The nearly insurmountable challenge of a 19th-Century novel

This post is a twofer. Two reviews for the price of one. This is because I have very little to say about the first novel I selected to fulfill the 19th-Century category of the 2016-17 Classics Challenge.

courage.jpgAfter living a month or so inside the head of the Rebels while reading “Gone With the Wind,” I thought I’d spend some time with the actual winners of the Civil War (though are there really any winners in war?) by reading Stephen Crane’s 1895 novel “The Red Badge of Courage.” I’d liked his short stories (especially “The Open Boat”) and was eager to read it.

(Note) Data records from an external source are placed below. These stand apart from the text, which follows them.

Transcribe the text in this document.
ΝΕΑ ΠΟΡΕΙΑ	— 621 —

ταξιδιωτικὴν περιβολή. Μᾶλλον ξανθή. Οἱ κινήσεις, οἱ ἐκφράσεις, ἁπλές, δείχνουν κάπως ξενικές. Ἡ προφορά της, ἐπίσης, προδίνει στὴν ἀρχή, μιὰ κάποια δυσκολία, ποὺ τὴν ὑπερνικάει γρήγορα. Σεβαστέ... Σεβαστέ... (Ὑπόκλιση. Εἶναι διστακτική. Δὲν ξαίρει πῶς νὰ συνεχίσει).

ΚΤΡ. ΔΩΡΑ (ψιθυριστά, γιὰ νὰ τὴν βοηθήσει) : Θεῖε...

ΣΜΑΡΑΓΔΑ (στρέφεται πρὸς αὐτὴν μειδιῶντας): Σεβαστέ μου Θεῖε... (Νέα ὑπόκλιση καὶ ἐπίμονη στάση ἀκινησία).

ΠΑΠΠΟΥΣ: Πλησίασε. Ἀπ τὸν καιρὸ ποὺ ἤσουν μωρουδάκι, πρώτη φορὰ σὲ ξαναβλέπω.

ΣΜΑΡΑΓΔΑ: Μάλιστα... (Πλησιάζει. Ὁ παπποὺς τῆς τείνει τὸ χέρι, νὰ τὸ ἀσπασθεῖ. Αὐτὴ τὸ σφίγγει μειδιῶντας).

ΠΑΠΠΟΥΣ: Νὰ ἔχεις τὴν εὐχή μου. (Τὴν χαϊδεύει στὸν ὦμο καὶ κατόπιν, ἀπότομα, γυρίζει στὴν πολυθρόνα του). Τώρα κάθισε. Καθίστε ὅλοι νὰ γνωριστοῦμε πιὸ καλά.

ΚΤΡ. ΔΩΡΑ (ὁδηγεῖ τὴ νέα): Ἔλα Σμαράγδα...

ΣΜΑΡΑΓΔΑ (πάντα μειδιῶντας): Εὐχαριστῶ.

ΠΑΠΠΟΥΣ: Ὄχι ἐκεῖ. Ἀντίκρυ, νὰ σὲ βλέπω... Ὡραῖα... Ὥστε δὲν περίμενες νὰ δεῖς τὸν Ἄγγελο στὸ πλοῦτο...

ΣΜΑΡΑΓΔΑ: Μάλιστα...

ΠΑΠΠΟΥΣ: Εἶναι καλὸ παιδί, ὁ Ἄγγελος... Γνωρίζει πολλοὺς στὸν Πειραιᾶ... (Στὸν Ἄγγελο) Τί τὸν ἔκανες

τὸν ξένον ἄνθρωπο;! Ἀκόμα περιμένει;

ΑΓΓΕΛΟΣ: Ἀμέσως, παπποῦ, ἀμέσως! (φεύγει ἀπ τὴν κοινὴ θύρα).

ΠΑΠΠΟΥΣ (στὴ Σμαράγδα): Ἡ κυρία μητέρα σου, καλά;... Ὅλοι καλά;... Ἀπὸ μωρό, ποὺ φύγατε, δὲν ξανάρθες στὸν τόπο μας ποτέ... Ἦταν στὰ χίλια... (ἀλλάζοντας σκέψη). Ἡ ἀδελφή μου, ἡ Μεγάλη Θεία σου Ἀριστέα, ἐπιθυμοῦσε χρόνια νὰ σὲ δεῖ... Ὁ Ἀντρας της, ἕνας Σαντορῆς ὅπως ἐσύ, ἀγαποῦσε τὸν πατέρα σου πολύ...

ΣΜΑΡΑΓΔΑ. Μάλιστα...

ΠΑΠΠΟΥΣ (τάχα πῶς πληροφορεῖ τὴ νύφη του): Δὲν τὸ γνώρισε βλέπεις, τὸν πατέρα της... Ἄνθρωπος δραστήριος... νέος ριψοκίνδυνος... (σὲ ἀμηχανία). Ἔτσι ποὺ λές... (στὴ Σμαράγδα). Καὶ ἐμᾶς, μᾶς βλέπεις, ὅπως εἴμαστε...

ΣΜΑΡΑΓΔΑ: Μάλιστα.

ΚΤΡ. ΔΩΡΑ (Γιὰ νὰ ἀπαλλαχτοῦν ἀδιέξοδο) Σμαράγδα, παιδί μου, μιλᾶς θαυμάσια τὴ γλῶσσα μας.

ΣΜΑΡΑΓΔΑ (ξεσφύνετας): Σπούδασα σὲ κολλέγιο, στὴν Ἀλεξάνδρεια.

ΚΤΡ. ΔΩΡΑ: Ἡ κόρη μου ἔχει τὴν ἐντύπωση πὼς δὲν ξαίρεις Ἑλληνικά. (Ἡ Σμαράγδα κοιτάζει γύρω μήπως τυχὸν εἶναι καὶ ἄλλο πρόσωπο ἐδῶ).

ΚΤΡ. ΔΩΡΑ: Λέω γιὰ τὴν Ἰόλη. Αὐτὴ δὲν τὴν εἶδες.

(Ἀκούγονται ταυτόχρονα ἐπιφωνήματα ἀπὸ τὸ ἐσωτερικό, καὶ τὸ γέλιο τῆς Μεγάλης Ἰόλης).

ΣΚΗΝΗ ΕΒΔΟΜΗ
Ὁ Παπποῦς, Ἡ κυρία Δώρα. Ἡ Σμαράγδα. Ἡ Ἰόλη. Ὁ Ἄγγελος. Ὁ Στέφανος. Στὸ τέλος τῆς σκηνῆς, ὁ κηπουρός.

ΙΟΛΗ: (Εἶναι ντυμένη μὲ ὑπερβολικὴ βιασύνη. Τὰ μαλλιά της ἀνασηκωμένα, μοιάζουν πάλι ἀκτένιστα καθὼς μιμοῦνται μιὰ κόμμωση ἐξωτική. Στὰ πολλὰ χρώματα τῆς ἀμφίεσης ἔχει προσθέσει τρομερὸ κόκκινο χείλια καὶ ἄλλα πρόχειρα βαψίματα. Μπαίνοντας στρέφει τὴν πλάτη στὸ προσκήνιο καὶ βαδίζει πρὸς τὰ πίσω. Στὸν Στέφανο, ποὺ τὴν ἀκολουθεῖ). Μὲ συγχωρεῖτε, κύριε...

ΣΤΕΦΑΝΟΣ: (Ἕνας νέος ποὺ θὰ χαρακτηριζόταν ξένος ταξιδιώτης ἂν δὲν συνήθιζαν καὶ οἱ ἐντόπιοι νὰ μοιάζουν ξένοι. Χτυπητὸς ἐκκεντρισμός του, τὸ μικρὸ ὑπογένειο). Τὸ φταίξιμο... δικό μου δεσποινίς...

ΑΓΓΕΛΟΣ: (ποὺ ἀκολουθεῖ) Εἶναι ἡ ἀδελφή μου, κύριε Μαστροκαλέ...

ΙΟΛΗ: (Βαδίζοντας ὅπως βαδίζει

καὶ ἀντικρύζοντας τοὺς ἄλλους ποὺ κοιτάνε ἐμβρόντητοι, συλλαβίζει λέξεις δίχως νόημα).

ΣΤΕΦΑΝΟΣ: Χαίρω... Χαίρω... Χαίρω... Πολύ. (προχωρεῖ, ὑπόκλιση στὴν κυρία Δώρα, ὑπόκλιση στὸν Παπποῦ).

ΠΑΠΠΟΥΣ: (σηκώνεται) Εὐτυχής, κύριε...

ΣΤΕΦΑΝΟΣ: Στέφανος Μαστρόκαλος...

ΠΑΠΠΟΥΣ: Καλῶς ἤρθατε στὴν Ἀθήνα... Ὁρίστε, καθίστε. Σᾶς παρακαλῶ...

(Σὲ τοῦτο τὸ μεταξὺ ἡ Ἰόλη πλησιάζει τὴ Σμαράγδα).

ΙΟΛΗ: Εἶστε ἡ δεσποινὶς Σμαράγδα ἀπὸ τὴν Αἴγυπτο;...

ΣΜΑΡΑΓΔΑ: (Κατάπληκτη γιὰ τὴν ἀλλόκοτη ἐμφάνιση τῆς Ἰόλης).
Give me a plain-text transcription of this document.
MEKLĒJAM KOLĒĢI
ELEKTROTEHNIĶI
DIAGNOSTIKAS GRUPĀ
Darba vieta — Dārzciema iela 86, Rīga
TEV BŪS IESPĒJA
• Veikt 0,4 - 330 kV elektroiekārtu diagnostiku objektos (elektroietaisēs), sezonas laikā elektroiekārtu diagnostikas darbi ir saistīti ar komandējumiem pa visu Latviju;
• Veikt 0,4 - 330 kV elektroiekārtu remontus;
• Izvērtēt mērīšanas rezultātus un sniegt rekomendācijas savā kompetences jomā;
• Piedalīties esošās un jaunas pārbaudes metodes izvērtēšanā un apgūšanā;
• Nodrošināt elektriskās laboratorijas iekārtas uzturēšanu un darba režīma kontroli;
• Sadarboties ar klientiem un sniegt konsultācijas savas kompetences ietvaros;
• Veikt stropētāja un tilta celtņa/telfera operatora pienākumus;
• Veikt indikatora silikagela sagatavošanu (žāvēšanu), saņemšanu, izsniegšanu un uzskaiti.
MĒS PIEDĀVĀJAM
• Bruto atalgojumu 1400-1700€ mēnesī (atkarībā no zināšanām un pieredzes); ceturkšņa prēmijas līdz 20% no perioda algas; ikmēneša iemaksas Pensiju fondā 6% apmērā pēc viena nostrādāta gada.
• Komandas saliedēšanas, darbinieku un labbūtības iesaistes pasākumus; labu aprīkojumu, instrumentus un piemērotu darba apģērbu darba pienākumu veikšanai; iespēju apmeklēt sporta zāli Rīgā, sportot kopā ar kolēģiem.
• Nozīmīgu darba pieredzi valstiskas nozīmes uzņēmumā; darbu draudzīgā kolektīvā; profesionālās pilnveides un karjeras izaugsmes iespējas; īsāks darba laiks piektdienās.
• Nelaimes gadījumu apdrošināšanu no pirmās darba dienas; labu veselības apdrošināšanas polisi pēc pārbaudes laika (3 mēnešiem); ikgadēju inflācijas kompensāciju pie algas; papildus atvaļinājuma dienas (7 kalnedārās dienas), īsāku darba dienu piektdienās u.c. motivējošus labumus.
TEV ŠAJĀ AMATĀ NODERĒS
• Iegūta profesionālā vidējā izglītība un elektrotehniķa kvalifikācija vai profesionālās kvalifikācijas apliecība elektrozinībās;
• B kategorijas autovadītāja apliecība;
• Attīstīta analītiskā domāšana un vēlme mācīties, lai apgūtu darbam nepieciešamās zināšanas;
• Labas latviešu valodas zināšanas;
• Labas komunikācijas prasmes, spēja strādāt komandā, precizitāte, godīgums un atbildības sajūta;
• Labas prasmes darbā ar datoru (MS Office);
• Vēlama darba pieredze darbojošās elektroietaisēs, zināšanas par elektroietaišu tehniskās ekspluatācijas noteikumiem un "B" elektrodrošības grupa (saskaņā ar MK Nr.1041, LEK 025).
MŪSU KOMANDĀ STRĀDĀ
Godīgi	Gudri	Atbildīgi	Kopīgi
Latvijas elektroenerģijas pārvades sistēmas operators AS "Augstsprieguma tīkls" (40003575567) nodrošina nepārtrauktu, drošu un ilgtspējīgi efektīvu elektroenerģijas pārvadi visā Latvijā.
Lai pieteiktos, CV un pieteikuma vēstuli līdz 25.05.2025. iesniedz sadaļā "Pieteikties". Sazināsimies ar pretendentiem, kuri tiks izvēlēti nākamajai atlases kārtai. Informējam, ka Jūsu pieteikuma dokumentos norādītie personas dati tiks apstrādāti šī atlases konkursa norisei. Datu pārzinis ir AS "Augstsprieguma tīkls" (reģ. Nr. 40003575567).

I chose this book because it has been on my bookshelf for some 20 years and because it was short. It should have stayed on the bookshelf.

The opening of this short novel is quite beautiful and I looked forward to this story about a young volunteer who is scared shitless about war. Henry Fleming joined the Union army because he thought he would achieve glory, but what he has seen so far is just a helluva lot of sitting around.

“On the morrow, perhaps, there would be a battle, and he would be in it. For a time he was obliged to labor to make himself believe. He could not accept with assurance an omen that he was about to mingle in one of those great affairs of the earth,” Crain writes, perhaps expressing the feelings of every person about to enter battle. A little later: “It had suddenly appeared to him that perhaps in battle he might run. He was forced to admit that as far as war was concerned he knew nothing of himself.” Just lovely.

Of course, he runs, but this story isn’t about cowardice, it’s about how a boy discovers what kind of man he really is.

You’d think this was a slam-dunk for me: A personal story set amid a great event. And it’s short, too! But let me say that this book — despite being lauded for its realistic battle scenes and depictions of the horrors of war — was the biggest soporific I’ve read in years. I couldn’t make any traction. In two pages and I’d be asleep. Morning, noon or night, it didn’t matter. I could be hanging upside down in a freezing meat locker reading it and would still fall asleep. I finished, but only barely. Then, to ensure I didn’t miss anything, I read an online synopsis: Nope, got it all. And several catnaps, too.

But I was unfulfilled. So I read another 19th-Century novel, partly because I felt bad about not liking “Courage,” partly because I was being OCD and needed to fill in a gap and partly because it, too, was short.

scarlet.jpgA little more than a year ago, I was entirely captivated by Sir Arthur Conan Doyle’s “The Hound of the Baskervilles.” I chose it thinking it was the book that introduced Doyle’s groundbreaking character Sherlock Holmes. It wasn’t, which is why I decided to go back and read “A Study in Scarlet,” which was.

Here we meet Dr. Watson, an injured veteran of England’s war in Afghanistan, back home and looking for a roommate to make his meagre funds go farther. A friend knows of another down-on-his-luck man looking to share space but, he warns Watson, the dude’s a little crazy. They head over to a flat at 221B Baker Street and the rest, as they say, is history.

Watson is amazed by this eccentric man, Sherlock Holmes, and finds himself helping Sherlock simply because he has little else to do. Before long they are in the middle of a fascinating double murder investigation. Then, about halfway through the book they arrest the murderer. Wait, what?

In the second section of the novel, Doyle takes the reader to the western United States several years earlier when a man and a young girl are about to die of starvation in the desert. Then, as if by a miracle, they are rescued by an enormous wagon train of Mormons on their way to the promised land if anyone wants to call Utah that. While it seems jarring at first, a reader understands that this long (and intriguing) section will answer all questions about whodunit and why. It may be a bit ham handed, but it ultimately works.

Over the years this book has been controversial because of its depiction of Mormonism, which Doyle defended because he’d read unfavorable things about them in the newspapers. In later years, he reportedly apologized to the faith for painting them as kidnappers, vindictive killers and blackmailers.

I had just finished “Scarlet” and was doing research for this review when I saw that “Baskervilles” was actually the third novel featuring Holmes and Watson. So now I have to read “The Sign of the Four.” Then, I hope, my OCD will hibernate for a while. Eventually I will read “The Valley of Fear.” But not before I read the short stories. In order.

So many books…

Next up for the Classics Challenge 2016/17: A classic in translation. I have selected “The Black Tulip,” a short novel by Alexandre Dumas. My wife is reading it and she has good things to say about it. Onward!